In Burma, the plot is being played again and again by the country’s rulers. The only difference is that while the Mexican general was exposed and sent to jail, his counterparts in Burma are still getting away with it.
They had used Khun Sa against the Kuomintang, later the Wa against Khun Sa, and now the militias created by them against the Wa. The surprising thing is the worn-out strategem still works and the generals are still getting international support for not doing the job.
That was the picture the authors of the Shan Drug Watch had been trying to portray since Show Business, their first report in 2003.
The latest one, Shan Drug Watch 2011, also sticks to the original theme. It however has a curious twist:
In their attempts to canvass votes from the local people, many candidates from the military’s proxy party, Union Solidarity and Development Party (USDP), better known as the Lion Party for its logo, had promised farmers would be allowed to grow poppies without fear of persecution. The result was the upsurge of production and output in Burma’s Shan State, especially in the north, where at least 7 of the militia leaders were “elected”:
- 1 as an Upper House representative
- 2 as Lower House representatives, and
- 4 as Shan State Assembly representatives
leading to the saying, “The army gets (opium) taxes and the lion gets votes.”
While nobody’s sure whether it was a deliberate flounce of their own 15 year master plan to eradicate opium production, reports coming from all three parts of Shan State confirmed that the weather, both seasonal and political, had been favorable:
Out of 55 townships there, 45 were confirmed as poppy growers and 5 as non-growers (4 Wa and 1 Mongla).
Only 5 townships remain arguably free from poppy fields.
Apart from Shan State, opium poppy is also grown in Kachin, Karenni (Kayah), Arakan and Chin states and Sagaing, Mandalay and Magwe divisions (now renamed regions).

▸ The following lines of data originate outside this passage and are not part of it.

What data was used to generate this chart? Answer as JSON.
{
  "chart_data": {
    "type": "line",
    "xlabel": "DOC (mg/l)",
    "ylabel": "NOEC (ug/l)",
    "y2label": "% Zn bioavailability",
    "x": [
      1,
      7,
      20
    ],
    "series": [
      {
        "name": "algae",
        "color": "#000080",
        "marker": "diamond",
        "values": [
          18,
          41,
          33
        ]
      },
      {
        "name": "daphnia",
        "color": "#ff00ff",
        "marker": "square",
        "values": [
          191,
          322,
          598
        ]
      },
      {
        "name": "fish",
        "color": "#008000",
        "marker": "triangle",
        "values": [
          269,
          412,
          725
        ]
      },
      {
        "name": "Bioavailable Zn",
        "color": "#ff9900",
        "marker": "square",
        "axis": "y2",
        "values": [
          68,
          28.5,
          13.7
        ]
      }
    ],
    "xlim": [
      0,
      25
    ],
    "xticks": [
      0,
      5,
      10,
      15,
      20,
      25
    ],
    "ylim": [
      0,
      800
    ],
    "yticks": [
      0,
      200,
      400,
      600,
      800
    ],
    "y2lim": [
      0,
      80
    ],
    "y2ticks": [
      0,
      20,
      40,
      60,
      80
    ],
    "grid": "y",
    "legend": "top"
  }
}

It seems clear that as long as the country’s rulers are making war on their own people, they will need more troops and allies (those that can be bought with drug licenses). More troops and allies mean they will continue to be a heavy burden to the populace who are required to feed, clothe and pay them.
The only way out of it will be a national reconciliation built on the trust of the people, especially the non-Burmans, who have been calling upon successive rulers to honor the 1947 Panglong Agreement that had created a merger with the lowland Burma. Its promises: autonomy in internal affairs, human righs and democracy must be fulfilled.
Only this will assure there will be no more war and hence no more need for a large army and paramilitaries. This will in turn keep out hungry investors who are looking for havens, where they can make more money through drugs.